Some are putting an emphasis on increasing the number of students entering training programs – expecting these students will feed their labor pool. Others are looking at ways to keep retirees on the job longer. Job sharing is one option that allows workers to stay on part time. Another is project-based work that allows for long "vacation" breaks in between projects, giving retirees extended time off but not losing them permanently.

Employers who are accommodating, who look at their human resource policies with open eyes, and give potential retirees a reason to stay can work to keep employees on longer. Of course, retirees who have not planned well for retirement may be forced to stay in the work place longer, though not necessarily in their current occupations.

Is it Really All that Bad?
 
Oregon's population is increasing. And many of the people moving here are in the age group of "younger workers" (15-40). These younger workers are more apt to change jobs and careers more often than prior generations, and young workers are eager learners, adaptable, creative, collaborative, confident, and tech-savvy. This compares to mid-career workers who are ambitious, flexible, productive, and people oriented, and late-career workers who are more focused on project work and mentoring.

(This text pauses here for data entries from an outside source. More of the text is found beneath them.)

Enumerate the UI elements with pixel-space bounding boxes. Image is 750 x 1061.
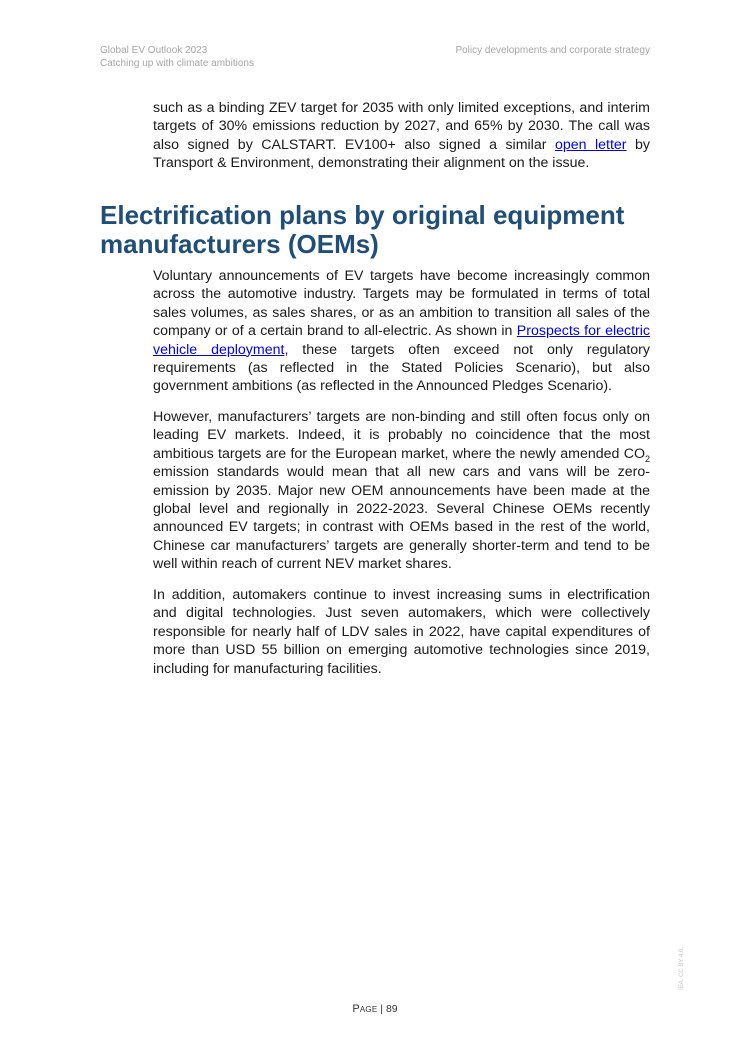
- paragraph-automaker-investment: In addition, automakers continue to invest increasing sums in electrification and digital technologies. Just seven automakers, which were collectively responsible for nearly half of LDV sales in 2022, have capital expenditures of more than USD 55 billion on emerging automotive technologies since 2019, including for manufacturing facilities.: [153, 587, 650, 677]
- section-heading: Electrification plans by original equipment manufacturers (OEMs): [100, 200, 625, 259]
- report-subtitle: Catching up with climate ambitions: [100, 58, 254, 69]
- page-number: 89: [385, 1003, 398, 1015]
- paragraph-text: such as a binding ZEV target for 2035 with only limited exceptions, and interim targets of 30% emissions reduction by 2027, and 65% by 2030. The call was also signed by CALSTART. EV100+ also signed a similar: [153, 100, 650, 153]
- paragraph-text: , these targets often exceed not only regulatory requirements (as reflected in the Stated Policies Scenario), but also government ambitions (as reflected in the Announced Pledges Scenario).: [153, 341, 651, 395]
- paragraph-zev-target: [153, 99, 650, 173]
- page-separator: |: [377, 1003, 386, 1015]
- running-header-section: Policy developments and corporate strategy: [455, 45, 650, 56]
- page-label: Page: [352, 1003, 378, 1015]
- report-title: Global EV Outlook 2023: [100, 45, 208, 56]
- paragraph-manufacturer-targets: [153, 408, 650, 574]
- paragraph-text: Voluntary announcements of EV targets have become increasingly common across the automotive industry. Targets may be formulated in terms of total sales volumes, as sales shares, or as an ambition to transition all sales of the company or of a certain brand to all-electric. As shown in: [153, 268, 650, 340]
- license-notice: IEA. CC BY 4.0.: [679, 947, 685, 990]
- prospects-link[interactable]: Prospects for electric vehicle deployment: [153, 323, 651, 358]
- page-footer: [0, 1003, 750, 1015]
- running-header-left: [100, 44, 254, 70]
- paragraph-text: However, manufacturers’ targets are non-binding and still often focus only on leading EV markets. Indeed, it is probably no coincidence that the most ambitious targets are for the European market, where the newly amended CO: [153, 409, 650, 462]
- open-letter-link[interactable]: open letter: [554, 136, 627, 153]
- paragraph-voluntary-announcements: [153, 267, 650, 396]
- paragraph-text: by Transport & Environment, demonstrating their alignment on the issue.: [153, 136, 650, 172]
- paragraph-text: emission standards would mean that all new cars and vans will be zero-emission by 2035. Major new OEM announcements have been made at the global level and regionally in 2022-2023. Several Chinese OEMs recently announced EV targets; in contrast with OEMs based in the rest of the world, Chinese car manufacturers’ targets are generally shorter-term and tend to be well within reach of current NEV market shares.: [153, 464, 650, 573]
- subscript-2: 2: [644, 453, 650, 464]
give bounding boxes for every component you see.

Older workers may work longer than we currently expect them to, either due to poor planning, personal choices, boredom in retirement, and a number of other reasons. Simply put, they may choose to stay on the job longer.

Let's not forget labor market forces that will have an impact, with increased wages used to attract workers and businesses paying for training of low-skilled workers to replace those who leave.

Replacing workers who leave the labor force is unavoidable. It happens all the time, but it will happen more and more as baby boomers move closer to the ends of their working lives. Replacing them with eager, knowledgeable, and appropriately trained workers will soften the blow to companies and industries facing increasing shares of replacement openings.